Je n'ignore pas que je puis blesser ici des susceptibilités si honorables, que je ne puis m'empêcher en passant de leur rendre hommage. Je veux dire que des esprits scrupuleux pourraient voir, dans ce que je viens de conseiller, une atteinte portée à cette réserve sévère, à ce silence absolu sur le temps présent, que l'Université s'impose avec raison dans son enseignement. Le public, étourdi de calomnies intéressées, ne sait pas avec quelle attention délicate l'Université instruit ses maîtres à conserver, dans leur enseignement, cette parfaite neutralité qui convient à un grand corps chargé par l'État d'élever des enfans de toutes les croyances et de toutes les opinions. Ceux qui connaissent l'Université, savent combien elle était ferme dans l'accomplissement de ce devoir ; comment elle respectait les croyances les plus diverses ; comment elle savait s'élever au-dessus des religions et des partis pour répandre de haut l'enseignement de la patrie.

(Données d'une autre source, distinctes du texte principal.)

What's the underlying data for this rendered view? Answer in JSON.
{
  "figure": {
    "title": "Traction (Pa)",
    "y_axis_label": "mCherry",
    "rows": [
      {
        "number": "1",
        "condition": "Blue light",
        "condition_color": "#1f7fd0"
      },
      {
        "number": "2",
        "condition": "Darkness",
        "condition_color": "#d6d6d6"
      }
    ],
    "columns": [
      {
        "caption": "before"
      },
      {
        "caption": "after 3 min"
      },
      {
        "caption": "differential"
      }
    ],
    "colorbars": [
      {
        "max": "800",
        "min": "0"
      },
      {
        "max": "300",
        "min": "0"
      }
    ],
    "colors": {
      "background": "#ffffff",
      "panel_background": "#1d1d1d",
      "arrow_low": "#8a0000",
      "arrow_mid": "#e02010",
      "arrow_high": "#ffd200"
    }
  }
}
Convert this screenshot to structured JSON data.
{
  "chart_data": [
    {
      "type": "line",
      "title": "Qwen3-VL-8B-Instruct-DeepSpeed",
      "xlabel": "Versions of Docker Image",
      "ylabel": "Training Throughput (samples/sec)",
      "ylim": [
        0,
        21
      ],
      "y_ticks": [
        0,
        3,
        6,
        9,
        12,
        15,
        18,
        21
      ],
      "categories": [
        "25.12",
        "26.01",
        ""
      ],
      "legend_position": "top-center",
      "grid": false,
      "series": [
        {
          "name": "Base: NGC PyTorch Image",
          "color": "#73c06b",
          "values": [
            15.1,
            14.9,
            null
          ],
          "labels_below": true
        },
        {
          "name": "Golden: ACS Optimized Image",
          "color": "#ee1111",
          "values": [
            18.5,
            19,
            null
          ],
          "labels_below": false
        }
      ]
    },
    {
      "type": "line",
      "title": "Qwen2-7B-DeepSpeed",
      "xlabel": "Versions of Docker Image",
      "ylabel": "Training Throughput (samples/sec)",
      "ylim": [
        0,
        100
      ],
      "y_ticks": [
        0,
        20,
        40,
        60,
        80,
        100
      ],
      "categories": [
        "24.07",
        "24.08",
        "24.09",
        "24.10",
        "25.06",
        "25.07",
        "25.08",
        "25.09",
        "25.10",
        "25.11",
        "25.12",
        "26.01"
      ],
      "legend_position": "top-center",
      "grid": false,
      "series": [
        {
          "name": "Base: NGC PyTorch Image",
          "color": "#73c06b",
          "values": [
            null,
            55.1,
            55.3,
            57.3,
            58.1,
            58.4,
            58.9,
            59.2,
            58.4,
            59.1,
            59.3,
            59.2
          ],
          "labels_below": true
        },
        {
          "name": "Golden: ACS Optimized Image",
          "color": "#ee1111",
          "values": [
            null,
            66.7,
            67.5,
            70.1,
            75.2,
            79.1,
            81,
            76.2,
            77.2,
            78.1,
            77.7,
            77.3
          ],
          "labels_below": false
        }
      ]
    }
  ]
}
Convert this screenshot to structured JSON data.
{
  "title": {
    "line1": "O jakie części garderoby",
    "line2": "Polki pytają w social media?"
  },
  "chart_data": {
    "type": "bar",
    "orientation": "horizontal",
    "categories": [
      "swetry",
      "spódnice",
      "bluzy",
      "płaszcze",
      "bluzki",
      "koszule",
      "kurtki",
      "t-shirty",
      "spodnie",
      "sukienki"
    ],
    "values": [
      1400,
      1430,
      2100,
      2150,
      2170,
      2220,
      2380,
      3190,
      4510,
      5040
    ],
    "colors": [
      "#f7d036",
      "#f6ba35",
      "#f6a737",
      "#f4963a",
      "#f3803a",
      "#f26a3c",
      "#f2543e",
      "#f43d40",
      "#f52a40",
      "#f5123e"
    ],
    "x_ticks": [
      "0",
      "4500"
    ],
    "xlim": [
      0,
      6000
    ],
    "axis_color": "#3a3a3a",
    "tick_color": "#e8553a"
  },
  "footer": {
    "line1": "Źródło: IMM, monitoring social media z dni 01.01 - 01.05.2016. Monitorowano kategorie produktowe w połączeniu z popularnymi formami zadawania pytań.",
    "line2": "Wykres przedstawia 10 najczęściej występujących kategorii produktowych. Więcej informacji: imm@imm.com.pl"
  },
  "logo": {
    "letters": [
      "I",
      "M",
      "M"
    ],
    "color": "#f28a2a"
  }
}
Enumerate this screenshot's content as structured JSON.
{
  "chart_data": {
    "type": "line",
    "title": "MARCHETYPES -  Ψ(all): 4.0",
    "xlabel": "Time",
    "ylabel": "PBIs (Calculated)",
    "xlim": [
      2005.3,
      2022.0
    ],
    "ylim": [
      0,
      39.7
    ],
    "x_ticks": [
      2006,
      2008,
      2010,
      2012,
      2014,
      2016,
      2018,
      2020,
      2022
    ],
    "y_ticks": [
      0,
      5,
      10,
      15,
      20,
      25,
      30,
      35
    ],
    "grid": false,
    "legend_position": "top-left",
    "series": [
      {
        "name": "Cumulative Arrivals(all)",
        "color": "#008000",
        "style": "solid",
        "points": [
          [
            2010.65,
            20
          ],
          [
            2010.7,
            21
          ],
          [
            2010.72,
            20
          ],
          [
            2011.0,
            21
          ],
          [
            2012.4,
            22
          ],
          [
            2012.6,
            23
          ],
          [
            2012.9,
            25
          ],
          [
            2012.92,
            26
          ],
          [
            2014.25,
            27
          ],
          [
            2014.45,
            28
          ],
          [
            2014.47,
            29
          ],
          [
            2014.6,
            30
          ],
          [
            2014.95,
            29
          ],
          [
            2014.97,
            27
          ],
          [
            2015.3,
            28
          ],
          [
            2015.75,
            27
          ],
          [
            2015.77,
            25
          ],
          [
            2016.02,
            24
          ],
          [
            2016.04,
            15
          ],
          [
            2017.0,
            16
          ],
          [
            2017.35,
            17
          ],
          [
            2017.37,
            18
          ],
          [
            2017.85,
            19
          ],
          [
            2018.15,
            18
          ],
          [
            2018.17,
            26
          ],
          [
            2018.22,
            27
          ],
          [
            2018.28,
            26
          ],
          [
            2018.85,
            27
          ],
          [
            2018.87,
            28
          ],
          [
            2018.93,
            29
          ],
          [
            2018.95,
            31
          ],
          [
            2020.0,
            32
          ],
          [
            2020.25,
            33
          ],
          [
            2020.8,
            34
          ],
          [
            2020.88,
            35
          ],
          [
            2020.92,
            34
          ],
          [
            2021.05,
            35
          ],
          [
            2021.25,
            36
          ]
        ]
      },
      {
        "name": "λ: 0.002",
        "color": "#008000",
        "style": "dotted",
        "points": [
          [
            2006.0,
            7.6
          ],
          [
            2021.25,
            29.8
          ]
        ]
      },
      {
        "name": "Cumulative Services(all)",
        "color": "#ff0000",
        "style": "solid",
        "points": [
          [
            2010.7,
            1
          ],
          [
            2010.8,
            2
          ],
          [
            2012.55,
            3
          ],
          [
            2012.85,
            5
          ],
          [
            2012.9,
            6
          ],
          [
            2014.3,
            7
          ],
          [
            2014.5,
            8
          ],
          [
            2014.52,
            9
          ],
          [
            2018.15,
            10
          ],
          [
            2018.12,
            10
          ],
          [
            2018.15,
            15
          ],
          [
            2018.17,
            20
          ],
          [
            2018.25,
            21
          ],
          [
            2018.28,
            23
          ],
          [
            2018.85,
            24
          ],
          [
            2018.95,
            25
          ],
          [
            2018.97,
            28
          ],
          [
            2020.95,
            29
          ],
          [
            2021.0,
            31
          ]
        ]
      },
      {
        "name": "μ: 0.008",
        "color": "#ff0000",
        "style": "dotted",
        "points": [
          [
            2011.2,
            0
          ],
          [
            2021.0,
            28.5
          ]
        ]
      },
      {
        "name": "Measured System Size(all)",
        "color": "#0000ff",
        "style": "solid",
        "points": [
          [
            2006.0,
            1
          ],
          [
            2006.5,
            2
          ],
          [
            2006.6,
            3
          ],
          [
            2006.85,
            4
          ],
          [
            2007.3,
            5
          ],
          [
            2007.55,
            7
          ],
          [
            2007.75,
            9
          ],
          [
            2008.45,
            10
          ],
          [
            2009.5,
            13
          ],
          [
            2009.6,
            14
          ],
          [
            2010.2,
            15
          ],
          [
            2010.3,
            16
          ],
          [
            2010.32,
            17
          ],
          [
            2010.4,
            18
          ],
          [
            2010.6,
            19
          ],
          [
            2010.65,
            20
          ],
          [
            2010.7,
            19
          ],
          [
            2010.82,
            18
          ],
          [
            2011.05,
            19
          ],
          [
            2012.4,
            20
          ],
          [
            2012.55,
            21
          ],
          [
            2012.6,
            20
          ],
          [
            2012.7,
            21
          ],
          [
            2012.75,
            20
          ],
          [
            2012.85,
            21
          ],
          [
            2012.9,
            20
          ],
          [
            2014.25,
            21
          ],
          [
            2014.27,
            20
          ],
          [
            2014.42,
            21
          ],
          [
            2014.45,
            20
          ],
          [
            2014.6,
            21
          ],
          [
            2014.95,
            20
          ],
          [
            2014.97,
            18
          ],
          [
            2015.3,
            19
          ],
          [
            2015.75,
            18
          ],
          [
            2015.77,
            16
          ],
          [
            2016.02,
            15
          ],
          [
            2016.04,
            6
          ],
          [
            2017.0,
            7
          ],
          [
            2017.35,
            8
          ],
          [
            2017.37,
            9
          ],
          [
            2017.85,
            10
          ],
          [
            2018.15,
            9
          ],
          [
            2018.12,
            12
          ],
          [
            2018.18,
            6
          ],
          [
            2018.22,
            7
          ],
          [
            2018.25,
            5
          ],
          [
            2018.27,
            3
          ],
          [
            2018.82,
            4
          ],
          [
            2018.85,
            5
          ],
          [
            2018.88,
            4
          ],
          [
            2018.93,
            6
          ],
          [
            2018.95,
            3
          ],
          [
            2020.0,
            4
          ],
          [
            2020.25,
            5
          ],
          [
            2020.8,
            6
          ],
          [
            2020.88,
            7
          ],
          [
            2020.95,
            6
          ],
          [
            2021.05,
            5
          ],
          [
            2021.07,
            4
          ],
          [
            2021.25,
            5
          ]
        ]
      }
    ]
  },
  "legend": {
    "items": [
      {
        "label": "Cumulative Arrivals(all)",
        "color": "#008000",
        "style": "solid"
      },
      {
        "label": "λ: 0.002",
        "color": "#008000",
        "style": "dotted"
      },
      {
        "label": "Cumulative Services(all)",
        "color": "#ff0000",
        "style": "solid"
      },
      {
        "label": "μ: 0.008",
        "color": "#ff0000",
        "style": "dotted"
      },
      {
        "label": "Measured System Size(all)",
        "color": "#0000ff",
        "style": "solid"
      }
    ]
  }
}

On a trouvé que cela avait duré trop longtemps ; qu'il était dangereux de voir assis sur les mêmes bancs le juif, le protestant, le catholique et l'incrédule ; que, cette union, si habilement maintenue, amènerait trop vite en France la concorde et l'unité ; que mieux valait élever des écoles rivales, marquer les citoyens d'une tache originelle et les diviser dès le berceau. L'avenir apprendra aux hommes qui ont renversé ce temple de la concorde quels maux ils ont préparés à leur pays. L'Université n'en a pas moins gardé sa tradition de neutralité absolue, son respect pour les consciences ; et c'est pour cela, qu'en lui conseillant d'expliquer la différence qui sépare l'antiquité des temps modernes, nous craignons d'alarmer ses scrupules.
 
Qu'elle considère cependant qu'il ne s'agit pas ici de faire de la politique, mais simplement de prévenir, par un avis opportun, la plus dangereuse confusion d'idées. Voici à peu près comment on pourrait avertir les jeunes gens que, dans les grandes scènes qui passent sous leurs yeux, tout n'est pas digne d'imitation : vous voyez dans l'antiquité des prodiges de force, d'audace et de patience. Cette vue doit vous donner une haute idée de la puissance de l'homme, et vous rendre jaloux de posséder une pareille force d'âme et de l'employer avec un pareil éclat. Mais plus heureux que tant de grands hommes, parce que vous êtes nés en des temps meilleurs, vous ne devez pas appliquer aux mêmes objets les mâles qualités dont ils vous donnent l'exemple. Il ne s'agit plus d'élever votre patrie sur les ruines des États voisins, puisque les peuples sont devenus solidaires, et que le temps a changé en opprobre l'antique gloire des conquêtes injustes. Il ne s'agit plus de vous élever par les discordes de la patrie, puisque le lien étroit des intérêts a fait de la paix intérieure la seule source de la richesse publique et de votre richesse. Étudiez donc ces temps de rivalités et de guerres, mais uniquement pour y apprendre quelle force, quelle patience et quel dévoûment vous pouvez consacrer à l'établissement de la justice et de la paix dans le monde, et à la prospérité des nations.

Louis BRÉGAN.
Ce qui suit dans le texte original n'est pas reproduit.